El fallecimiento de un médico por sobredosis puso en evidencia una red de sustracción de medicamentos en hospitales de la capital. Las autoridades investigan la posible vinculación con reuniones privadas donde se utilizaban drogas de uso hospitalario.
La muerte de un anestesista en la Ciudad de Buenos Aires, presuntamente por una sobredosis, derivó en una investigación que reveló el robo de fármacos de alto poder en al menos dos hospitales de la capital. El cuerpo del doctor Alejandro Zalazar fue hallado en su domicilio con elementos médicos.
Según informaron fuentes judiciales, la investigación busca determinar el origen de las sustancias halladas, las cuales serían de uso estrictamente hospitalario. El caso involucra al Hospital Gutiérrez y al Hospital Italiano, de donde habrían sido sustraídos medicamentos como propofol y fentanilo.
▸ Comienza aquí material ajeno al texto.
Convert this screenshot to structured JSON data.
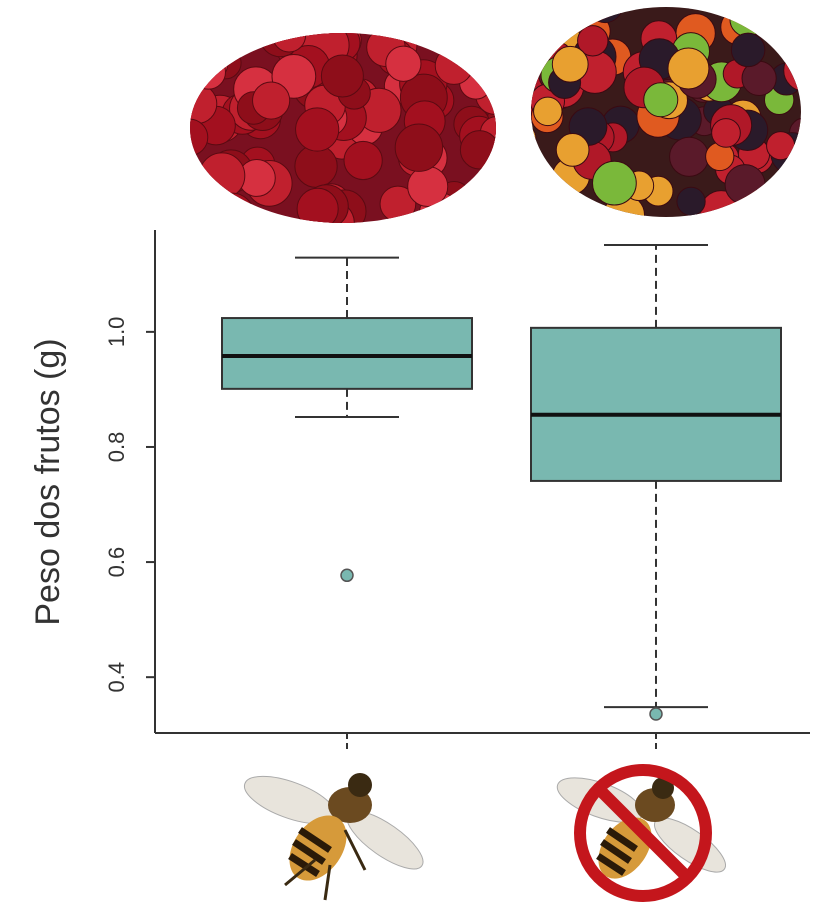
{
  "chart_data": {
    "type": "box",
    "ylabel": "Peso dos frutos (g)",
    "categories": [
      null,
      null
    ],
    "color": "#79b8b0",
    "boxes": [
      {
        "min": 0.852,
        "q1": 0.901,
        "median": 0.958,
        "q3": 1.024,
        "max": 1.129,
        "outliers": [
          0.577
        ]
      },
      {
        "min": 0.348,
        "q1": 0.741,
        "median": 0.856,
        "q3": 1.007,
        "max": 1.151,
        "outliers": [
          0.336
        ]
      }
    ],
    "ylim": [
      0.303,
      1.177
    ],
    "yticks": [
      0.4,
      0.6,
      0.8,
      {
        "value": 1,
        "label": "1.0"
      }
    ]
  }
}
En el marco de la causa, se investiga la posible organización de reuniones privadas donde se utilizaban estos fármacos. Dos profesionales del Hospital Italiano, un anestesiólogo y una residente, fueron señalados como posibles proveedores y ya no se desempeñan en la institución.
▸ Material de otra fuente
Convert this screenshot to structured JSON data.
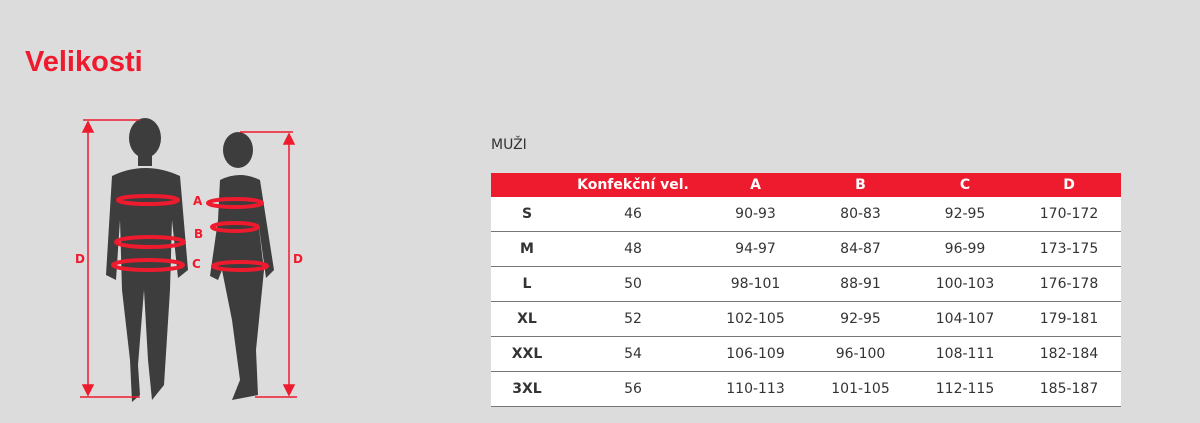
{
  "page_title": "Velikosti",
  "section_label": "MUŽI",
  "figure_labels": {
    "a": "A",
    "b": "B",
    "c": "C",
    "d": "D"
  },
  "colors": {
    "accent": "#ee1b2e",
    "background": "#dcdcdc",
    "silhouette": "#3d3d3d"
  },
  "table": {
    "headers": [
      "",
      "Konfekční vel.",
      "A",
      "B",
      "C",
      "D"
    ],
    "rows": [
      [
        "S",
        "46",
        "90-93",
        "80-83",
        "92-95",
        "170-172"
      ],
      [
        "M",
        "48",
        "94-97",
        "84-87",
        "96-99",
        "173-175"
      ],
      [
        "L",
        "50",
        "98-101",
        "88-91",
        "100-103",
        "176-178"
      ],
      [
        "XL",
        "52",
        "102-105",
        "92-95",
        "104-107",
        "179-181"
      ],
      [
        "XXL",
        "54",
        "106-109",
        "96-100",
        "108-111",
        "182-184"
      ],
      [
        "3XL",
        "56",
        "110-113",
        "101-105",
        "112-115",
        "185-187"
      ]
    ]
  }
}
Las autoridades están analizando los protocolos de control y custodia de medicamentos en los centros de salud involucrados. Desde los hospitales afectados afirmaron que colaboran con la justicia y que revisarán sus procedimientos internos.
El caso generó repercusión en el ámbito médico, donde se destacó la importancia de los controles y la ética profesional. Si bien la investigación se centra en hechos ocurridos en Buenos Aires, el tema pone sobre la mesa la necesidad de garantizar la seguridad en el manejo de insumos críticos en todo el sistema de salud.